Your AI Agent Will Inherit Your Team’s Workarounds
Is your AI agent inheriting your team’s workarounds?
I’ve completed operator interviews, captured baselines, and supported future state redesigns across dozens of companies.
They had two things in common:
Workarounds everywhere, and documentation as an afterthought.
This was true when I was deploying supply chain solutions using SAP ECC, SQL Server, and Crystal Reports in the mid-2000s, and it’s true today.
Teams run the same plays long enough that the process goes on autopilot and the cheat codes never leave people's heads.
Introducing a new hire means transferring all of it: how teams collaborate, who owns decisions, what data represents truth, and governing policies.

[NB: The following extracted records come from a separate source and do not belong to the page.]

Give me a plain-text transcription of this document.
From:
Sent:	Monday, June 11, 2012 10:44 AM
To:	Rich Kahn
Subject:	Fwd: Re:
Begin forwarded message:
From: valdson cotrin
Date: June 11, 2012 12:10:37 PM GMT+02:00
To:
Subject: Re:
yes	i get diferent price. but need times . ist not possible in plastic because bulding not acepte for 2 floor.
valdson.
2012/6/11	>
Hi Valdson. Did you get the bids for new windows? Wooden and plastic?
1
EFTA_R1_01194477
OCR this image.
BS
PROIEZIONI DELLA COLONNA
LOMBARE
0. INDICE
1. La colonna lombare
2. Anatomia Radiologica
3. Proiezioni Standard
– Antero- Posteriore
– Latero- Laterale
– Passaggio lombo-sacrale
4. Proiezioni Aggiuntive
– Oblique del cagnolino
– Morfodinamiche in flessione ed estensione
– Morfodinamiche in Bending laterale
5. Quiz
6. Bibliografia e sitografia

I've rarely seen an onboarding plan that actually pulls that off.
Historically, this was tolerated because human effort could absorb it. With AI agents these problems are harder to observe and easier to amplify.
People notice ambiguity and ask questions. An agent won't reliably flag what it wasn't built to flag. Which means it can execute incomplete logic repeatedly, quickly, and across far more transactions than a person. Auto-routing POs based on incorrect lead times can trigger a cascade nobody catches until it's too late.
Technology does not compensate for missing process discipline. So fix the discipline first.
Start with a high-volume, high-consequence exception workflow. Document what triggers it, what data is used, who decides, when it escalates, and what a good resolution looks like. That's the input your agent actually needs.